In a recently-released report, US port authorities identified more than $20 billion in projected multimodal port and rail access needs over the next decade, while one-third cited pressing rail project needs costing at least $50 million for each of their ports. Sixty-seven percent said that funding and financing options are the biggest obstacles in getting essential rail projects started to access their facilities.  Furthermore, 37 percent said that problematic at-grade rail crossings or height-restricted overpasses and tunnels near their ports are constraining cargo-handling capacity while 36 percent reported that land acquisition is a big problem in developing and planning port rail access projects.

These are the top-line results from an American Association of Port Authorities (AAPA) survey, titled The State of Freight III.  This is the third report in as many years conducted by AAPA that focuses on the needs of ports to effectively move goods into and out of their facilities by land and water.

“In State of Freight III, we take a deep-dive into the freight transportation needs of our US member port authorities, with an emphasis on rail access,” said AAPA President and CEO Kurt Nagle. “The findings show that while the FAST (Fixing America’s Surface Transportation) Act has been essential in providing the building blocks for a national freight program, more must be done to ensure that multimodal goods movement projects have adequate resources to produce efficient and timely results.

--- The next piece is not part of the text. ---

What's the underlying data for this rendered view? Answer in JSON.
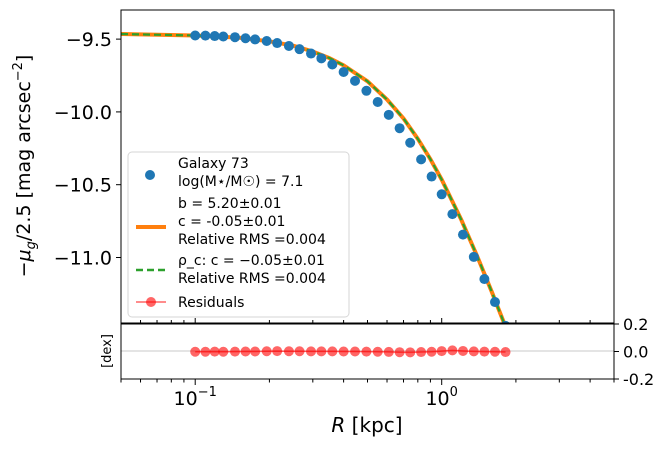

These transportation projects are crucial to address our nation’s increasing freight volumes and enhance America’s international competitiveness.”

Seaports, the report noted, “rely on a host of transportation modes and nodes, including roads, rails, waterways, tunnels and overpasses, to move large volumes of cargo, which may be headed to, or originating from, manufacturing, distribution, assembly and processing centers that support economic growth and millions of US jobs.

“Our nation’s ports have identified a vast array of projects which are ready for investment and could move forward if the issues in this report could be addressed,” said Nagle. “It’s important that steps be taken to resolve the barriers identified in this report that are preventing these projects from progressing.”